As I was driving to work the other day at around 8 AM, I was listening to a radio talk show that was covering the Dallas shooting. Later that day, when I left work at around 6 p.m., the same talk show was still covering this shooting. Throughout the show, the police who apprehended the shooter were praised for their "clever and unique way of handling the situation" - the million-dollar tactic: bombing the shooter.
A few days before that, I was again, listening to this talk show. This was just after the Castle shooting. There was a 15-minute segment covering very basic, objective facts (somebody was killed) which ultimately ended with "but we'll wait for further details before we jump to conclusions about the officers."
Now, I'm no monster. I leave my sympathies with the loved ones of those who died in both shootings, truly and sincerely. But in the midst of the sadness, I cannot help but feel unsettled anger at the discrepancy not only in the way each of the situations were handled at their occurrences, but in the way the legacy of the latter event, among many like it, has become but another data point for a statistic we see on our phones, shake our heads at, then click the lock screen on so that it remains but another reminder at the back of our minds of a larger, flawed system we feel we are too insignificant to correct.
As someone who has never heard the "don't walk late at night or you might get shot" speech, or have been assumed to be, by a systemically racist society, a thug or a gangster or anything synonymous with "danger," I cannot voice my opinions on the Black Lives Matter movement from an underprivileged standpoint. And bluntly put, it's not my fight to lead, by the basic restriction that I am not black, and therefore I will never be able to truly understand the situation.
But what I can do is support a movement, and use my privilege to bring it validity as it is being discredited by outlier cases... (a side note of the overstated yet still somehow not universally acknowledged hypocrisy of the fact that one minority person's error is confirmation of a negative perception of a whole race, while one white person's error is an exception attributed to mental illness or astrological turmoil or an unbalanced chakra).
Because in the fundament of who I am - the fact that a Band-aid from Walgreens camouflages more than it contrasts my natural skin tone - means that I inherently have a privilege over a grand majority of black people. This is not to say I am better than them, but rather that the prejudices labeled on the foreheads of black people for the mere sake of being black, I will never experience.
I do look like one group of people: the reporters discussing the shootings. I, like the majority of America, can find a good amount of well-respected reporters of my race. And just like these reporters, I have a third-person limited perspective of the Black Lives Matter movement. It's rare to hear anyone on a credible news source who is black, who can openly speak up about the Black Lives Matter movement and be respected for his/her words. And sadly, it's rare to hear anyone speak up for the Black Lives Matter Movement on the news either.

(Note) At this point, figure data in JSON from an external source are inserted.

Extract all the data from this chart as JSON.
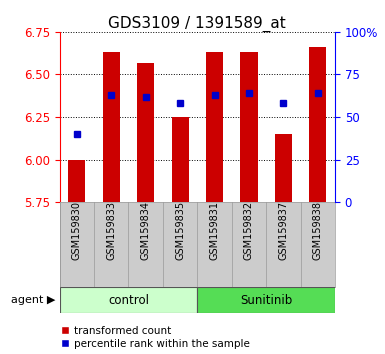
{
  "title": "GDS3109 / 1391589_at",
  "samples": [
    "GSM159830",
    "GSM159833",
    "GSM159834",
    "GSM159835",
    "GSM159831",
    "GSM159832",
    "GSM159837",
    "GSM159838"
  ],
  "groups": [
    "control",
    "control",
    "control",
    "control",
    "Sunitinib",
    "Sunitinib",
    "Sunitinib",
    "Sunitinib"
  ],
  "bar_values": [
    6.0,
    6.63,
    6.57,
    6.25,
    6.63,
    6.63,
    6.15,
    6.66
  ],
  "bar_base": 5.75,
  "blue_values_pct": [
    40,
    63,
    62,
    58,
    63,
    64,
    58,
    64
  ],
  "ylim_left": [
    5.75,
    6.75
  ],
  "ylim_right": [
    0,
    100
  ],
  "yticks_left": [
    5.75,
    6.0,
    6.25,
    6.5,
    6.75
  ],
  "yticks_right": [
    0,
    25,
    50,
    75,
    100
  ],
  "ytick_labels_right": [
    "0",
    "25",
    "50",
    "75",
    "100%"
  ],
  "bar_color": "#cc0000",
  "blue_color": "#0000cc",
  "group_colors": {
    "control": "#ccffcc",
    "Sunitinib": "#55dd55"
  },
  "background_color": "#ffffff",
  "title_fontsize": 11
}
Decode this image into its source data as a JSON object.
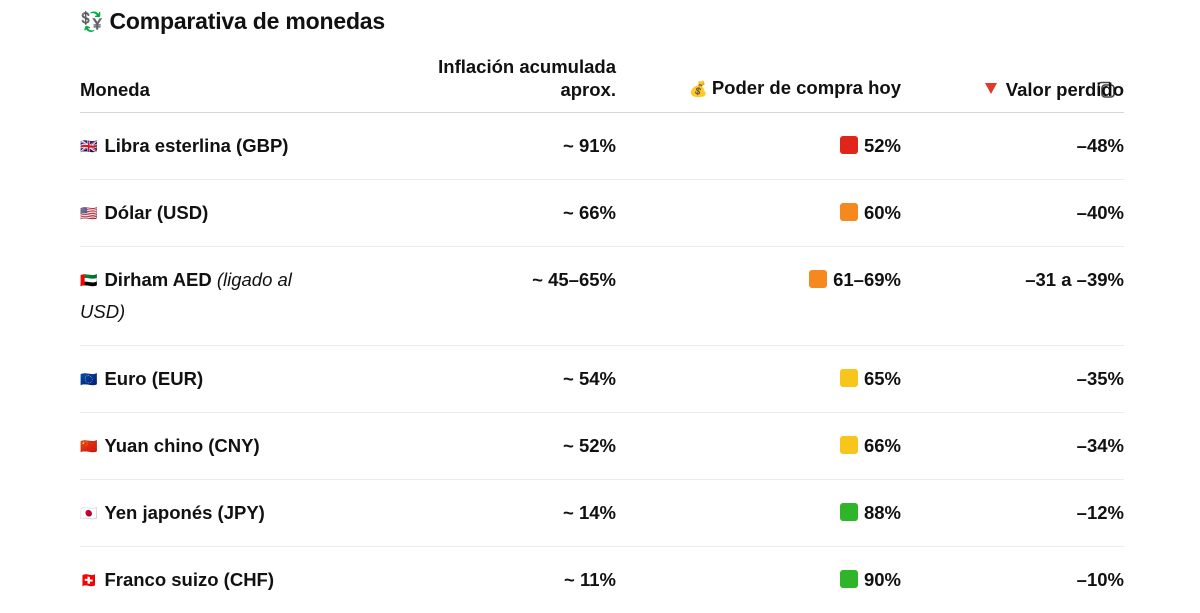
{
  "title": {
    "icon": "currency-exchange-icon",
    "icon_glyph": "💱",
    "text": "Comparativa de monedas"
  },
  "table": {
    "headers": {
      "currency": "Moneda",
      "inflation_line1": "Inflación acumulada",
      "inflation_line2": "aprox.",
      "purchasing_power_icon": "💰",
      "purchasing_power": "Poder de compra hoy",
      "value_lost": "Valor perdido"
    },
    "rows": [
      {
        "flag": "🇬🇧",
        "name": "Libra esterlina (GBP)",
        "note": "",
        "note2": "",
        "inflation": "~ 91%",
        "power": "52%",
        "power_color": "#e0261b",
        "lost": "–48%"
      },
      {
        "flag": "🇺🇸",
        "name": "Dólar (USD)",
        "note": "",
        "note2": "",
        "inflation": "~ 66%",
        "power": "60%",
        "power_color": "#f5881e",
        "lost": "–40%"
      },
      {
        "flag": "🇦🇪",
        "name": "Dirham AED",
        "note": "(ligado al",
        "note2": "USD)",
        "inflation": "~ 45–65%",
        "power": "61–69%",
        "power_color": "#f5881e",
        "lost": "–31 a –39%"
      },
      {
        "flag": "🇪🇺",
        "name": "Euro (EUR)",
        "note": "",
        "note2": "",
        "inflation": "~ 54%",
        "power": "65%",
        "power_color": "#f7c51b",
        "lost": "–35%"
      },
      {
        "flag": "🇨🇳",
        "name": "Yuan chino (CNY)",
        "note": "",
        "note2": "",
        "inflation": "~ 52%",
        "power": "66%",
        "power_color": "#f7c51b",
        "lost": "–34%"
      },
      {
        "flag": "🇯🇵",
        "name": "Yen japonés (JPY)",
        "note": "",
        "note2": "",
        "inflation": "~ 14%",
        "power": "88%",
        "power_color": "#2fb52a",
        "lost": "–12%"
      },
      {
        "flag": "🇨🇭",
        "name": "Franco suizo (CHF)",
        "note": "",
        "note2": "",
        "inflation": "~ 11%",
        "power": "90%",
        "power_color": "#2fb52a",
        "lost": "–10%"
      }
    ]
  },
  "copy_button": {
    "icon": "copy-icon"
  }
}
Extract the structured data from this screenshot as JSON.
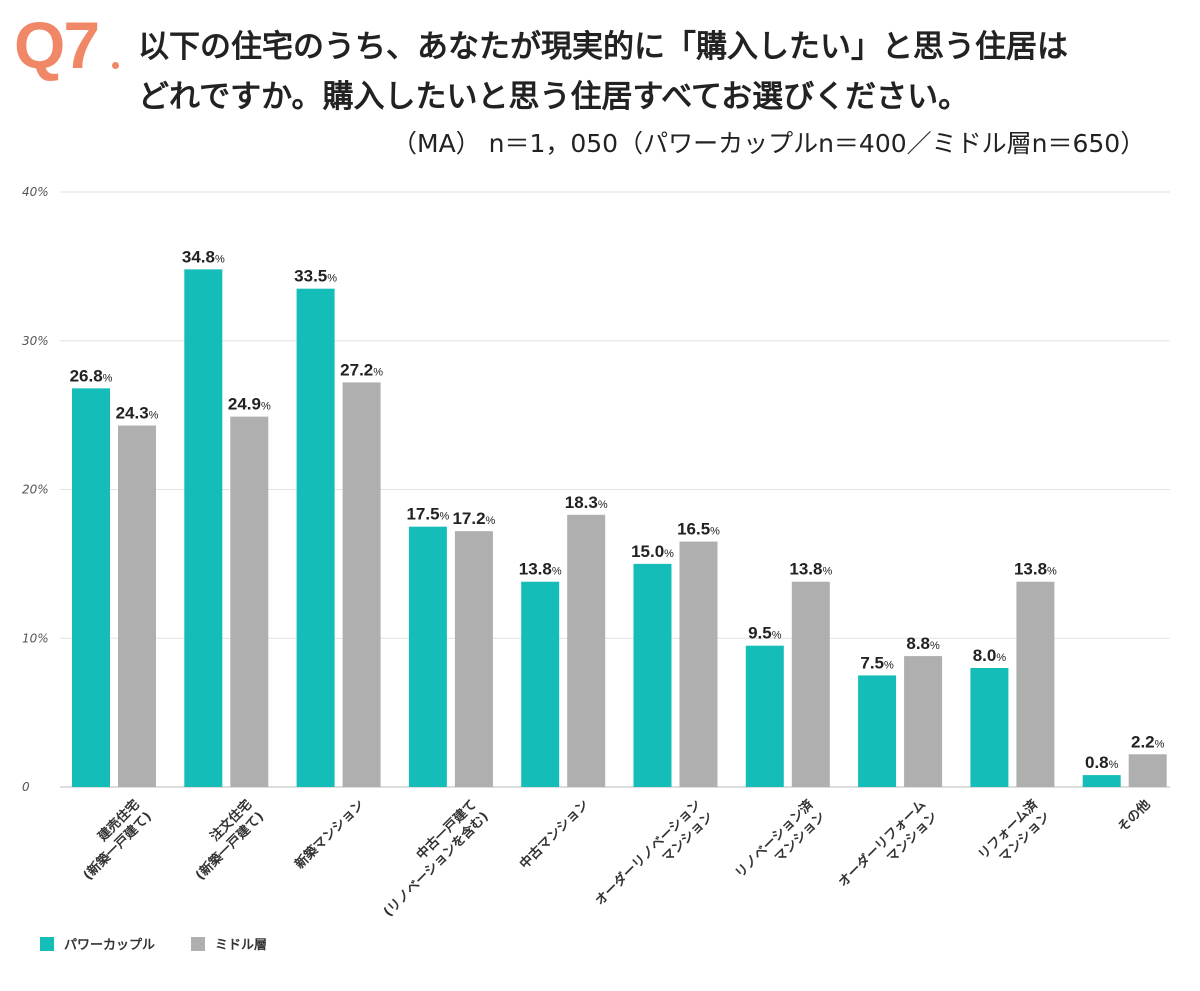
{
  "header": {
    "q_label": "Q7",
    "q_color": "#F08868",
    "title_line1": "以下の住宅のうち、あなたが現実的に「購入したい」と思う住居は",
    "title_line2": "どれですか。購入したいと思う住居すべてお選びください。",
    "sample_note": "（MA） n＝1，050（パワーカップルn＝400／ミドル層n＝650）"
  },
  "chart_data": {
    "type": "bar",
    "ylim": [
      0,
      40
    ],
    "yticks": [
      {
        "value": 0,
        "label": "0"
      },
      {
        "value": 10,
        "label": "10%"
      },
      {
        "value": 20,
        "label": "20%"
      },
      {
        "value": 30,
        "label": "30%"
      },
      {
        "value": 40,
        "label": "40%"
      }
    ],
    "grid": true,
    "legend_position": "bottom-left",
    "categories": [
      [
        "建売住宅",
        "(新築一戸建て)"
      ],
      [
        "注文住宅",
        "(新築一戸建て)"
      ],
      [
        "新築マンション"
      ],
      [
        "中古一戸建て",
        "(リノベーションを含む)"
      ],
      [
        "中古マンション"
      ],
      [
        "オーダーリノベーション",
        "マンション"
      ],
      [
        "リノベーション済",
        "マンション"
      ],
      [
        "オーダーリフォーム",
        "マンション"
      ],
      [
        "リフォーム済",
        "マンション"
      ],
      [
        "その他"
      ]
    ],
    "series": [
      {
        "name": "パワーカップル",
        "color": "#14BDB8",
        "values": [
          26.8,
          34.8,
          33.5,
          17.5,
          13.8,
          15.0,
          9.5,
          7.5,
          8.0,
          0.8
        ],
        "labels": [
          "26.8",
          "34.8",
          "33.5",
          "17.5",
          "13.8",
          "15.0",
          "9.5",
          "7.5",
          "8.0",
          "0.8"
        ]
      },
      {
        "name": "ミドル層",
        "color": "#AFAFAF",
        "values": [
          24.3,
          24.9,
          27.2,
          17.2,
          18.3,
          16.5,
          13.8,
          8.8,
          13.8,
          2.2
        ],
        "labels": [
          "24.3",
          "24.9",
          "27.2",
          "17.2",
          "18.3",
          "16.5",
          "13.8",
          "8.8",
          "13.8",
          "2.2"
        ]
      }
    ],
    "value_suffix": "%"
  }
}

However, by following the lead of so many reporters and remaining silent in the face of an oppression to which I am a by-stander, I am surrendering myself subservient to a dystopia where the dominant group's justification for actions of which any semblance of morals it so deliberately denies, is deemed incorrigibly correct. And as Desmond Tutu famously states, "If you are neutral in situations of injustice, you have chosen the side of the oppressor."
So no, I will not shut up about Black Lives Matter. Because the fall of another black life is in turn the rise of a racial-ethnic alienation which strengthens the divide between the oppressed and the oppressors. My silence is a pledge of allegiance to the latter side.
It's woefully optimistic to say I can make any sort of large-scale change without getting suffocatingly interweaved into the web of the military industrial complex, but a small scale impact is nothing short of highly doable. In making any change, it is important to examine the root of the issue: a mindset of prejudice, hatred, and fear towards black people. As a person of privilege, there are small things I can do in my community to break this mindset. It starts with watching micro-aggressions, mannerisms, slurs...becoming cognizant of an overwhelmingly negative mentality towards black people that I have subconsciously grown up with.
It should seem entirely intuitive and sensible that a black person be treated like a person, and not as a threat. A stereotype is only as strong as its reinforcement. To fight de jure segregation, one must protest laws, which produces tangible results. However, in a more treacherous battle, to fight de facto segregation, one must protest faulty norms, which produces a slow and intangible progress that manifests itself in the slightest of tangible results -- only seen in interpersonal relations that vary from social group to social group. Fighting de facto segregation is a battle that requires a joint effort between the underprivileged and privileged.
And finally, to end my thought, to anyone who says "All lives matter," I agree with you that all lives matter. This is exactly why I support the Black Lives Matter movement. Because the message of the movement isn't that black lives matter only, it's that they matter, too. And I will do my part to see that I can use my privilege and make that happen, one small social group at a time.